The new credit facility has been used to refinance the Company’s prior credit facility and will be available for working capital, capital expenditures and other general corporate purposes. The new facility is guaranteed by Denny’s Corporation and its other subsidiaries and is secured by substantially all of the assets of the Company and its subsidiaries. In addition, the new facility is secured by first-priority mortgages on 140 company-owned real estate assets. Interest on loans under the new revolving facility will be payable, initially, at per annum rates equal to LIBOR plus 250 basis points and adjusting over time based upon Denny’s leverage ratio. Interest on the new term loan will be payable at per annum rates equal to LIBOR plus 225 basis points. The covenants under the new agreement remain generally consistent with those under the prior agreement.
 
“We are pleased to be able to complete this refinancing transaction, which further strengthens the Company’s capital structure, as it will allow us to reduce Denny’s cost of borrowing,” said Nelson J. Marchioli, President and Chief Executive Officer. “The positive response to this transaction by the credit rating agencies and our lenders is a testament to Denny’s ongoing operational improvements that have generated increasing cash flow and greater financial stability. The favorable terms of this refinancing will result in further improved cash flow, which will provide additional flexibility to continue investing in the Denny’s brand and to advance our commitment to reducing debt.”
 
Denny’s is America’s largest full-service family restaurant chain, consisting of 526 company-owned units and 1,024 franchised and licensed units, with operations in the United States, Canada, Costa Rica, Guam, Mexico, New Zealand and Puerto Rico. For further information on Denny’s, including news releases, links to SEC filings and other financial information, please visit the Denny’s website at www.dennys.com.
 
The Company urges caution in considering its current trends and any outlook on earnings disclosed in this press release. In addition, certain matters discussed in this release may constitute forward-looking statements. These forward-looking statements involve risks, uncertainties, and other factors that may cause the actual performance of Denny’s Corporation, its subsidiaries and underlying restaurants to be materially different from the performance indicated or implied by such statements. Words such as “expects”, “anticipates”, “believes”, “intends”, “plans”, and “hopes”, variations of such words and similar expressions are intended to identify such forward-looking statements. Except as may be required by law, the Company expressly disclaims any obligation to update these forward-looking statements to reflect events or circumstances after the date of this release or to reflect the occurrence of unanticipated events.
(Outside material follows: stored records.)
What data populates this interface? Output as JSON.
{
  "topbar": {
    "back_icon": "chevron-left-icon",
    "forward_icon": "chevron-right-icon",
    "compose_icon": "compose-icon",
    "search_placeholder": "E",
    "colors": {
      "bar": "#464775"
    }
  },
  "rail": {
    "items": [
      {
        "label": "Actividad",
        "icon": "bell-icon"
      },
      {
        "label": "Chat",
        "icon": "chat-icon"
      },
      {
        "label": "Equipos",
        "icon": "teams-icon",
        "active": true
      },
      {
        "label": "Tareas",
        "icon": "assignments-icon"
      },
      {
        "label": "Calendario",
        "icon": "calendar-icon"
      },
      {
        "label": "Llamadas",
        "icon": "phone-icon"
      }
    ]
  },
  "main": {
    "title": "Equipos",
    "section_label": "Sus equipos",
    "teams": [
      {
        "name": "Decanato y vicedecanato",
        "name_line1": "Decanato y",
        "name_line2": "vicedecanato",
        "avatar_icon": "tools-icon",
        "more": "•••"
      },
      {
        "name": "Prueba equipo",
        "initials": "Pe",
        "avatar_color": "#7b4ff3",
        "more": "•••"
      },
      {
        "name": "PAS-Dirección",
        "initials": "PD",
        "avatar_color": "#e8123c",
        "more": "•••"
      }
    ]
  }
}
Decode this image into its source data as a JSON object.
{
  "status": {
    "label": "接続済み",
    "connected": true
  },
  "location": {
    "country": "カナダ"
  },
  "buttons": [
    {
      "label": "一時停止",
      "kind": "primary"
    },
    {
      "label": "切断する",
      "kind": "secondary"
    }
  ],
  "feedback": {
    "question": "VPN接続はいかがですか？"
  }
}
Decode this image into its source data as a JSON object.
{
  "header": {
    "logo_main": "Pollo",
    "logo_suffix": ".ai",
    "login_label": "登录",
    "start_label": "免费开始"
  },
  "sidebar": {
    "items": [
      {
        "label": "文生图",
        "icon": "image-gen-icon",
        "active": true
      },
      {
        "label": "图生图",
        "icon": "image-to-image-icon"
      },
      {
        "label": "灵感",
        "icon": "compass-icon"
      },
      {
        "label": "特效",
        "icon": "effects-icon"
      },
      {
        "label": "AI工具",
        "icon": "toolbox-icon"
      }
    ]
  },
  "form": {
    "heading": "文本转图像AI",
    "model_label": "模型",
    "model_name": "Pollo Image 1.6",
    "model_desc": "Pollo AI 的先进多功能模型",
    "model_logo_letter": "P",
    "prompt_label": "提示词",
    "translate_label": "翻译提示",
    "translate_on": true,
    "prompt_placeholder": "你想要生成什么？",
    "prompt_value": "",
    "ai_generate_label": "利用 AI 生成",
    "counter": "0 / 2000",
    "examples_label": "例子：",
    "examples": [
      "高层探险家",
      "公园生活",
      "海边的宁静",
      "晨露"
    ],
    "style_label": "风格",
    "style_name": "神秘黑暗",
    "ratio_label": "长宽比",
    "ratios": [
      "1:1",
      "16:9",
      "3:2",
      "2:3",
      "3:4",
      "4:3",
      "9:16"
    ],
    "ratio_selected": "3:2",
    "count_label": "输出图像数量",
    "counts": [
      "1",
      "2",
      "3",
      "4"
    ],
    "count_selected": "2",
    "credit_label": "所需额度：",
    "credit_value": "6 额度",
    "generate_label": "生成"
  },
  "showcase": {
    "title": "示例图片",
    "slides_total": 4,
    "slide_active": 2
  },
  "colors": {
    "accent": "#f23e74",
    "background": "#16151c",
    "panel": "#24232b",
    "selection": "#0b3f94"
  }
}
Factors that could cause actual performance to differ materially from the performance indicated by these forward-looking statements include, among others: the competitive pressures from within the restaurant industry; the level of success of the Company’s operating initiatives, advertising and promotional efforts; adverse publicity; changes in business strategy or development plans; terms and availability of capital; regional weather conditions; overall changes in the general economy, particularly at the retail level; political environment (including acts of war and terrorism); and other factors from time to time set forth in the Company’s SEC reports, including but not limited to the discussion in Management’s Discussion and Analysis and the risk factors identified in Item 1A of the Company’s Annual Report on Form 10-K for the year ended December 28, 2005 (and in the Company’s subsequent quarterly reports on form 10-Q).